В начале 70-х годов на юге Эфиопии ежегодно добывалось до тонны золота, которое тут же тайно вывозилось в Швейцарию. И принадлежало золото императору, который благодаря единоличной власти, отсутствию оппозиции, высоким и ни к чему не обязывающим лозунгам сделал прессу своей служанкой, деформировал общественное мнение. Народ, находившийся на грани физического истощения, не знал, что его богатства депонируются на секретных счетах, но знал наверняка то, чего нет: Хайле Селассие денно и нощно печется о процветании Эфиопии и ее подданных.
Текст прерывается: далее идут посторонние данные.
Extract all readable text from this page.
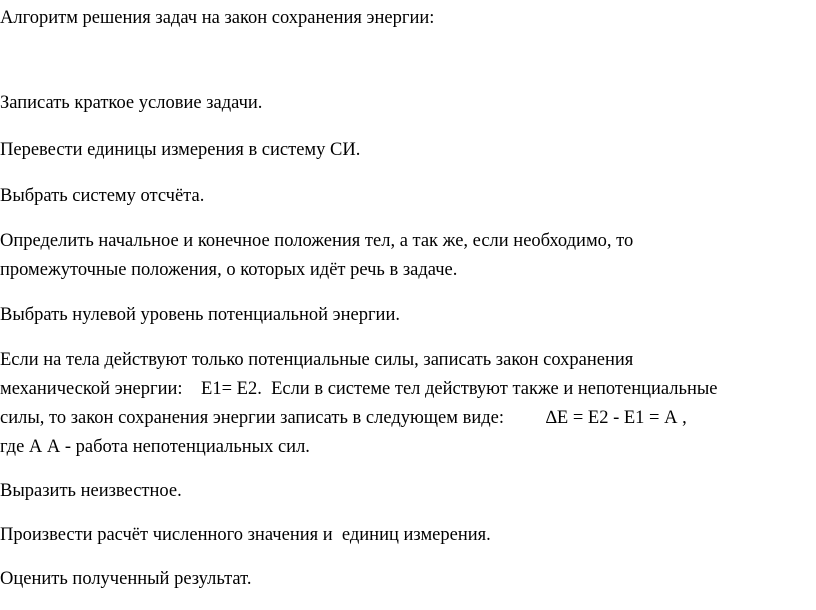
Алгоритм решения задач на закон сохранения энергии:
Записать краткое условие задачи.
Перевести единицы измерения в систему СИ.
Выбрать систему отсчёта.
Определить начальное и конечное положения тел, а так же, если необходимо, то
промежуточные положения, о которых идёт речь в задаче.
Выбрать нулевой уровень потенциальной энергии.
Если на тела действуют только потенциальные силы, записать закон сохранения
механической энергии:    Е1= Е2.  Если в системе тел действуют также и непотенциальные
силы, то закон сохранения энергии записать в следующем виде:         ∆Е = Е2 - Е1 = А ,
где А А - работа непотенциальных сил.
Выразить неизвестное.
Произвести расчёт численного значения и  единиц измерения.
Оценить полученный результат.
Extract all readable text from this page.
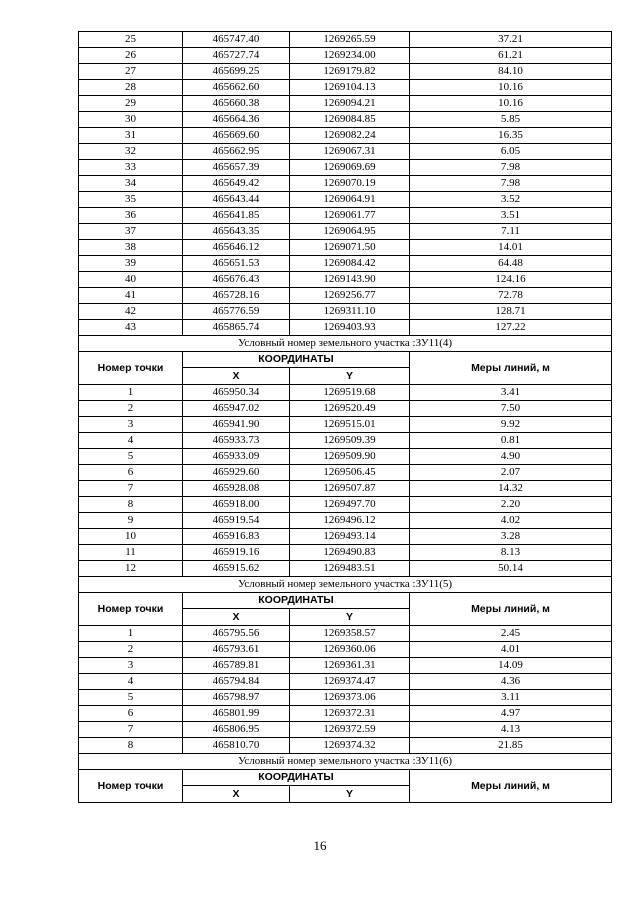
25	465747.40	1269265.59	37.21
26	465727.74	1269234.00	61.21
27	465699.25	1269179.82	84.10
28	465662.60	1269104.13	10.16
29	465660.38	1269094.21	10.16
30	465664.36	1269084.85	5.85
31	465669.60	1269082.24	16.35
32	465662.95	1269067.31	6.05
33	465657.39	1269069.69	7.98
34	465649.42	1269070.19	7.98
35	465643.44	1269064.91	3.52
36	465641.85	1269061.77	3.51
37	465643.35	1269064.95	7.11
38	465646.12	1269071.50	14.01
39	465651.53	1269084.42	64.48
40	465676.43	1269143.90	124.16
41	465728.16	1269256.77	72.78
42	465776.59	1269311.10	128.71
43	465865.74	1269403.93	127.22
Условный номер земельного участка :ЗУ11(4)			
Номер точки	КООРДИНАТЫ		Меры линий, м
	X	Y	
1	465950.34	1269519.68	3.41
2	465947.02	1269520.49	7.50
3	465941.90	1269515.01	9.92
4	465933.73	1269509.39	0.81
5	465933.09	1269509.90	4.90
6	465929.60	1269506.45	2.07
7	465928.08	1269507.87	14.32
8	465918.00	1269497.70	2.20
9	465919.54	1269496.12	4.02
10	465916.83	1269493.14	3.28
11	465919.16	1269490.83	8.13
12	465915.62	1269483.51	50.14
Условный номер земельного участка :ЗУ11(5)			
Номер точки	КООРДИНАТЫ		Меры линий, м
	X	Y	
1	465795.56	1269358.57	2.45
2	465793.61	1269360.06	4.01
3	465789.81	1269361.31	14.09
4	465794.84	1269374.47	4.36
5	465798.97	1269373.06	3.11
6	465801.99	1269372.31	4.97
7	465806.95	1269372.59	4.13
8	465810.70	1269374.32	21.85
Условный номер земельного участка :ЗУ11(6)			
Номер точки	КООРДИНАТЫ		Меры линий, м
	X	Y	
16
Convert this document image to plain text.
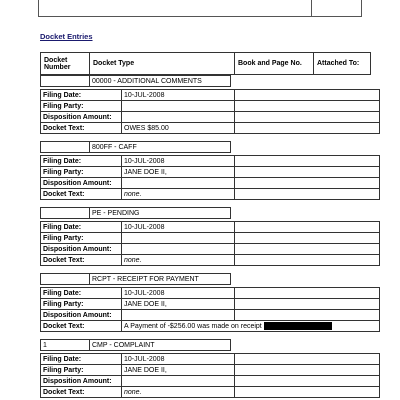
Docket Entries
Docket Number	Docket Type	Book and Page No.	Attached To:
	00000 - ADDITIONAL COMMENTS	
Filing Date:	10-JUL-2008	
Filing Party:		
Disposition Amount:		
Docket Text:	OWES $85.00	
	800FF - CAFF	
Filing Date:	10-JUL-2008	
Filing Party:	JANE DOE II,	
Disposition Amount:		
Docket Text:	none.	
	PE - PENDING	
Filing Date:	10-JUL-2008	
Filing Party:		
Disposition Amount:		
Docket Text:	none.	
	RCPT - RECEIPT FOR PAYMENT	
Filing Date:	10-JUL-2008	
Filing Party:	JANE DOE II,	
Disposition Amount:		
Docket Text:	A Payment of -$256.00 was made on receipt	
1	CMP - COMPLAINT	
Filing Date:	10-JUL-2008	
Filing Party:	JANE DOE II,	
Disposition Amount:		
Docket Text:	none.	
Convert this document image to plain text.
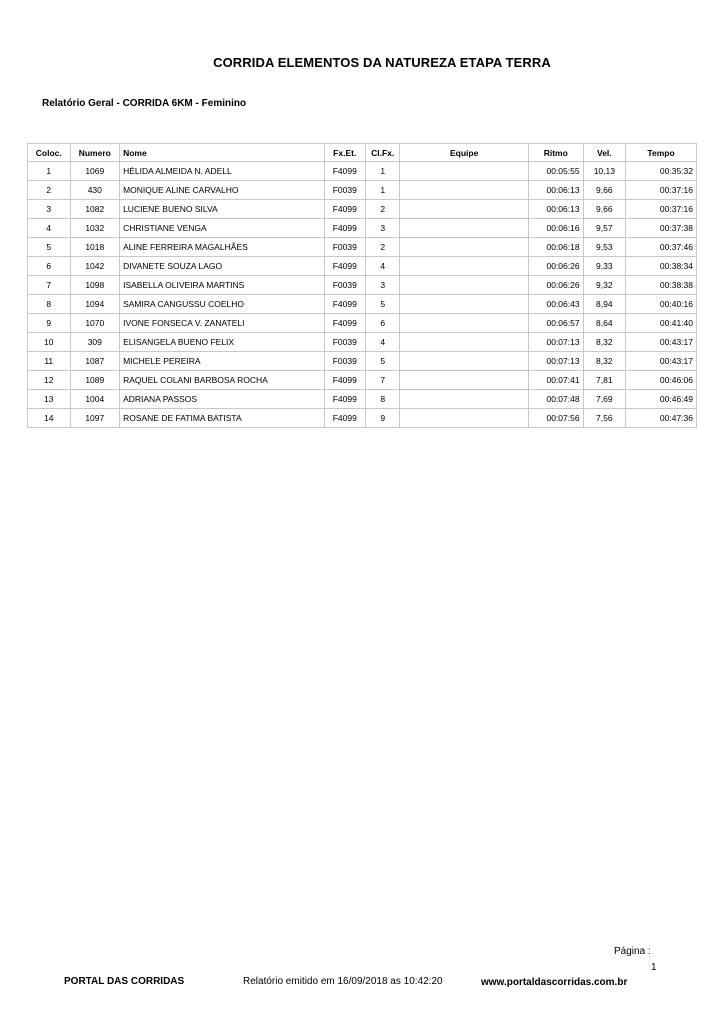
CORRIDA ELEMENTOS DA NATUREZA ETAPA TERRA
Relatório Geral - CORRIDA 6KM - Feminino
Coloc.	Numero	Nome	Fx.Et.	Cl.Fx.	Equipe	Ritmo	Vel.	Tempo
1	1069	HÉLIDA ALMEIDA N. ADELL	F4099	1		00:05:55	10,13	00:35:32
2	430	MONIQUE ALINE CARVALHO	F0039	1		00:06:13	9,66	00:37:16
3	1082	LUCIENE BUENO SILVA	F4099	2		00:06:13	9,66	00:37:16
4	1032	CHRISTIANE VENGA	F4099	3		00:06:16	9,57	00:37:38
5	1018	ALINE FERREIRA MAGALHÃES	F0039	2		00:06:18	9,53	00:37:46
6	1042	DIVANETE SOUZA LAGO	F4099	4		00:06:26	9,33	00:38:34
7	1098	ISABELLA OLIVEIRA MARTINS	F0039	3		00:06:26	9,32	00:38:38
8	1094	SAMIRA CANGUSSU COELHO	F4099	5		00:06:43	8,94	00:40:16
9	1070	IVONE FONSECA V. ZANATELI	F4099	6		00:06:57	8,64	00:41:40
10	309	ELISANGELA BUENO FELIX	F0039	4		00:07:13	8,32	00:43:17
11	1087	MICHELE PEREIRA	F0039	5		00:07:13	8,32	00:43:17
12	1089	RAQUEL COLANI BARBOSA ROCHA	F4099	7		00:07:41	7,81	00:46:06
13	1004	ADRIANA PASSOS	F4099	8		00:07:48	7,69	00:46:49
14	1097	ROSANE DE FATIMA BATISTA	F4099	9		00:07:56	7,56	00:47:36
Página :
1
PORTAL DAS CORRIDAS	Relatório emitido em 16/09/2018 as 10:42:20	www.portaldascorridas.com.br
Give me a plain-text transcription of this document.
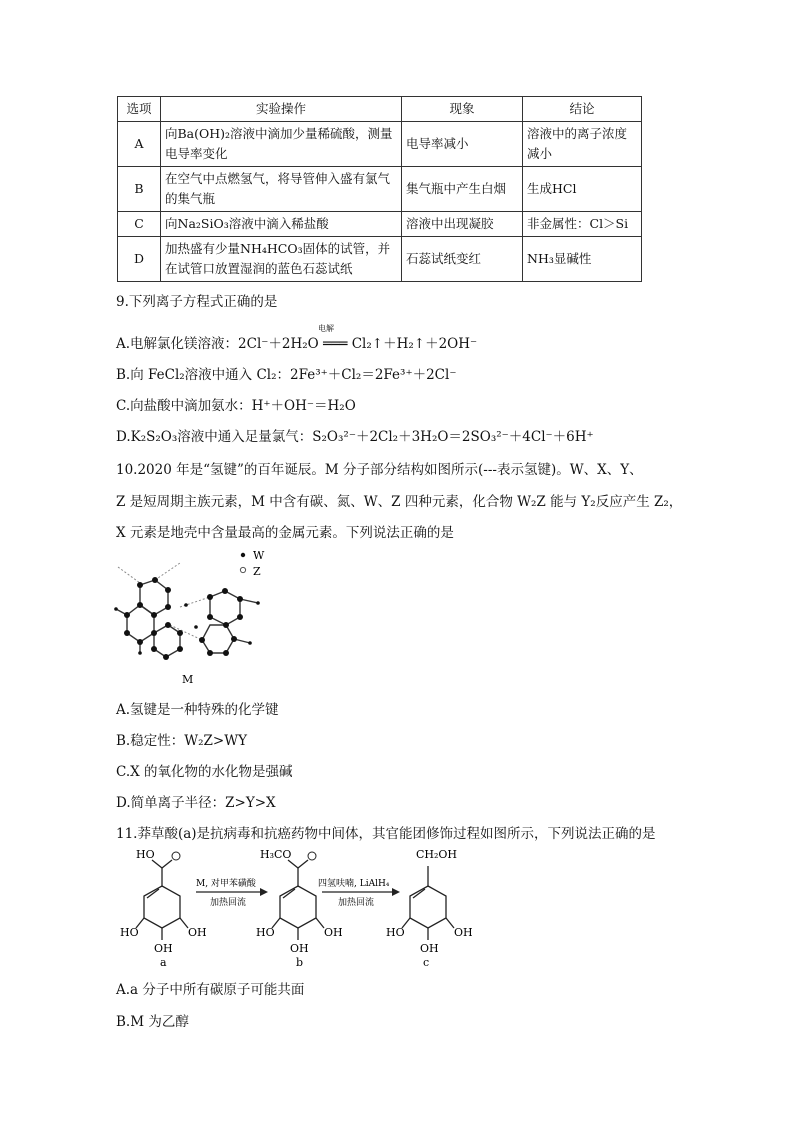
选项	实验操作	现象	结论
A	向Ba(OH)₂溶液中滴加少量稀硫酸，测量电导率变化	电导率减小	溶液中的离子浓度减小
B	在空气中点燃氢气，将导管伸入盛有氯气的集气瓶	集气瓶中产生白烟	生成HCl
C	向Na₂SiO₃溶液中滴入稀盐酸	溶液中出现凝胶	非金属性：Cl＞Si
D	加热盛有少量NH₄HCO₃固体的试管，并在试管口放置湿润的蓝色石蕊试纸	石蕊试纸变红	NH₃显碱性
9.下列离子方程式正确的是
电解
A.电解氯化镁溶液：2Cl⁻＋2H₂O ═══ Cl₂↑＋H₂↑＋2OH⁻
B.向 FeCl₂溶液中通入 Cl₂：2Fe³⁺＋Cl₂＝2Fe³⁺＋2Cl⁻
C.向盐酸中滴加氨水：H⁺＋OH⁻＝H₂O
D.K₂S₂O₃溶液中通入足量氯气：S₂O₃²⁻＋2Cl₂＋3H₂O＝2SO₃²⁻＋4Cl⁻＋6H⁺
10.2020 年是“氢键”的百年诞辰。M 分子部分结构如图所示(‑‑‑表示氢键)。W、X、Y、
Z 是短周期主族元素，M 中含有碳、氮、W、Z 四种元素，化合物 W₂Z 能与 Y₂反应产生 Z₂，
X 元素是地壳中含量最高的金属元素。下列说法正确的是
W
Z
M
A.氢键是一种特殊的化学键
B.稳定性：W₂Z>WY
C.X 的氧化物的水化物是强碱
D.简单离子半径：Z>Y>X
11.莽草酸(a)是抗病毒和抗癌药物中间体，其官能团修饰过程如图所示，下列说法正确的是
HO
HO
OH
OH
a
M, 对甲苯磺酸
加热回流
H₃CO
HO
OH
OH
b
四氢呋喃, LiAlH₄
加热回流
CH₂OH
HO
OH
OH
c
A.a 分子中所有碳原子可能共面
B.M 为乙醇
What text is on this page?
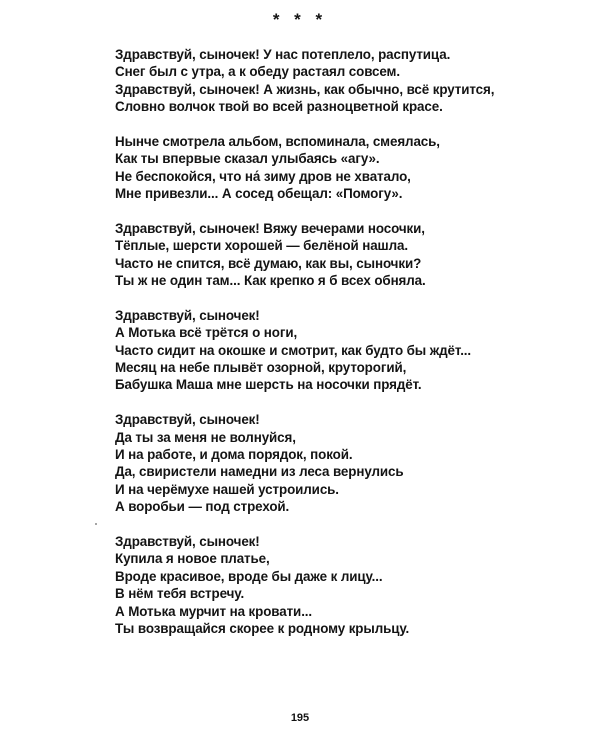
* * *
Здравствуй, сыночек! У нас потеплело, распутица.
Снег был с утра, а к обеду растаял совсем.
Здравствуй, сыночек! А жизнь, как обычно, всё крутится,
Словно волчок твой во всей разноцветной красе.
Нынче смотрела альбом, вспоминала, смеялась,
Как ты впервые сказал улыбаясь «агу».
Не беспокойся, что на́ зиму дров не хватало,
Мне привезли... А сосед обещал: «Помогу».
Здравствуй, сыночек! Вяжу вечерами носочки,
Тёплые, шерсти хорошей — белёной нашла.
Часто не спится, всё думаю, как вы, сыночки?
Ты ж не один там... Как крепко я б всех обняла.
Здравствуй, сыночек!
А Мотька всё трётся о ноги,
Часто сидит на окошке и смотрит, как будто бы ждёт...
Месяц на небе плывёт озорной, круторогий,
Бабушка Маша мне шерсть на носочки прядёт.
Здравствуй, сыночек!
Да ты за меня не волнуйся,
И на работе, и дома порядок, покой.
Да, свиристели намедни из леса вернулись
И на черёмухе нашей устроились.
А воробьи — под стрехой.
Здравствуй, сыночек!
Купила я новое платье,
Вроде красивое, вроде бы даже к лицу...
В нём тебя встречу.
А Мотька мурчит на кровати...
Ты возвращайся скорее к родному крыльцу.
195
То, что золото негуса так и не смогли получить обратно, — лишнее свидетельство изначальной извращенности единовластия, как бы оно ни называлось, вождизм или диктаторство.
За многотонными дверями из стали высших марок в хранилищах швейцарских банков лежат «невостребованными» сотни тонн золота как умершего в изгнании Хайле Селассие, так и убитого в Марселе югославского короля Александра. По всей вероятности, там же на секретных счетах лежат ценности, наворованные южновьетнамским президентом Тхиеу, президентом Индонезии Сукарно. Не исключено, что многие ушли, унося с собой тайные коды счетов. Часть золота и сокровищ, награбленных гитлеровцами по всей Европе, также лежит на секретных счетах «бесхозной».
Едва политический барометр показывает на бурю, правители и диктаторы спешат вывезти государственную казну и награбленные сокровища вместе с останками предков. Это, может, и не хорошо, но возмущенные и обворованные люди оскверняют останки тех, кто породил политических бандитов и международных мошенников.
То, что человек, будь он даже кровавый диктатор, хочет обеспечить свое будущее, понять можно, если бы не всепожирающая, всеподавляющая жадность, граничащая с патологией. Это не имеющее резонов корыстолюбие, алчность, когда воруют миллиарды, с которыми реально ничего нельзя сделать, превосходит нормальное человеческое понимание.
Стреснер не спал два раза кряду в одной постели и в одном месте, но воровать не прекращал. Все во имя одного человека — так можно охарактеризовать ситуации в «банановых республиках», где царствуют «пожизненные президенты». Отличительными чертами диктаторов являются властолюбие, корыстолюбие. Этой простой модели соответствовал бывший президент-диктатор Филиппин Фердинанд Маркос. Он женился на своей пассии, бывшей королеве красоты Имельде, которой цепи Гименея дали свободу настоящей королевы. Если на Филиппинах алчные авантюристы бросились в джунгли с лопатами и кольтами, чтобы отыскать спрятанные там маркосовские сокровища, то в центре Европы поиски кладов происходят в кабинетах министров и судебных инстанциях.
Двадцать лет президентствовал Маркос и двадцать лет обворовывал свой народ, от него не отставала и его жена. Считают, что наворованные супругами и камарильей суммы доходят чуть ли не до 10 млрд долл. Сколько в действительности наворовано, вряд ли кто точно знает, включая и самого Маркоса. Это тем более показательно, что официальная зарплата президента не превышала 6 тыс. долл. в месяц. Сохранность денег и ценностей президенту и королеве гарантировала швейцарская банковская система с ее секретными счетами. Первый тайный счет в Швейцарии Маркос открыл через два года после избрания. Может, это и есть разумный предел честного царствования президентов? Затем счета и суммы возрастали в геометрической прогрессии.
Откуда же такие деньги? До известной степени это подарки из прошлого, вернее, плата за прежние страдания филиппинского народа, это репарации, выплачиваемые Японией, в свое время оккупировавшей островное государство. Минуя Манилу, через Токио и Гонконг 10 % этих сумм поступали в швейцарские банки. Кредиты от других стран, налоги с населения, государственные и военные закупки — все облагалось налогом в пользу Маркоса, как некогда в пользу церкви.
Час пробил. Маркос бежал. Но экспроприировать экспроприатора не удалось. Он бежал под крылышко «дяди Сэма» на борту самолета ВВС США — этого почти официального перевозчика «горящих диктаторов». Излишне говорить, что живет чета с вызывающей роскошью на Гавайских островах в особняке, изнутри напоминающем царский дворец, извне — неприступную крепость.